Warum haben Sie Ihre Klage vor einem internationalen Schiedsgericht und nicht vor deutschen Gerichten eingereicht?

A:

Die deutschen Betreibergesellschaften von Vattenfall haben vor dem deutschen Bundesverfassungsgericht zwar Verfassungsbeschwerde gegen die 13. Novelle des Atomgesetzes eingereicht. Das BVerfG hat in der Vergangenheit allerdings bezweifelt, ob sich die von einem ausländischen Staatskonzern wie Vattenfall beherrschten Tochtergesellschaften überhaupt auf das Grundgesetz berufen können. Vor seiner Entscheidung am 6. Dezember 2016 hatte das Bundesverfassungsgericht ähnliche Fälle sehr kritisch betrachtet. In der Entscheidung im Dezember 2016 hat das Verfassungsgericht zum ersten Mal eine Ausnahme anerkannt.

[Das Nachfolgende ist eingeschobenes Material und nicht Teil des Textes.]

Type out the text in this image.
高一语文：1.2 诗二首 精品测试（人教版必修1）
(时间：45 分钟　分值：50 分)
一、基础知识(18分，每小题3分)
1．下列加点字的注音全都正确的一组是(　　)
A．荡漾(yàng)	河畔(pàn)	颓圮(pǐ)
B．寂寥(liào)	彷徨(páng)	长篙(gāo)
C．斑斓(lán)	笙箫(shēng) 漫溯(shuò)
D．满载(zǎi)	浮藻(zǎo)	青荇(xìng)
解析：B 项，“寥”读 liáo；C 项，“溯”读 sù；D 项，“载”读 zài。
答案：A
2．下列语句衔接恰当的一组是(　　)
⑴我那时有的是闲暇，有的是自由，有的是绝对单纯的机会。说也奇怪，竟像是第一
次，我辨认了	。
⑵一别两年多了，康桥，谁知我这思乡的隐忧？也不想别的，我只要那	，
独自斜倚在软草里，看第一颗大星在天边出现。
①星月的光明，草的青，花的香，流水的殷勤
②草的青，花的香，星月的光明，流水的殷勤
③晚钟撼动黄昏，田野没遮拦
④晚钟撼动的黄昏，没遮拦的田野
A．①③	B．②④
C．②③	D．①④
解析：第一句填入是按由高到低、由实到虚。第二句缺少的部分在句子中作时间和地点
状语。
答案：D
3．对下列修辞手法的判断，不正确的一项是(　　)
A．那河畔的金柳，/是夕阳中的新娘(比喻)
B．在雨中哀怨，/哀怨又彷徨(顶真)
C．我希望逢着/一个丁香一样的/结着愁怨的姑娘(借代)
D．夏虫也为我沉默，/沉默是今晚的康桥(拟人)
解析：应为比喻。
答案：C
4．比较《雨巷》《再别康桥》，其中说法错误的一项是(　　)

Vor diesem Hintergrund war es für Vattenfall keine Option, vor dem Schiedsverfahren erst das mehrjährige Verfahren vor dem Bundesverfassungsgericht abzuwarten. Daher haben wir uns an das internationale Schiedsgericht gewandt, das im Energiecharta-Vertrag vorgesehen ist. Dieser Energiecharta-Vertrag, ein Handelsabkommen im Energiesektor, der von Deutschland und Schweden zusammen mit fünfzig anderen Staaten und der EU unterzeichnet wurde, enthält Bestimmungen, die sicherstellen sollen, dass Länder grundlegende Rechtsprinzipien achten.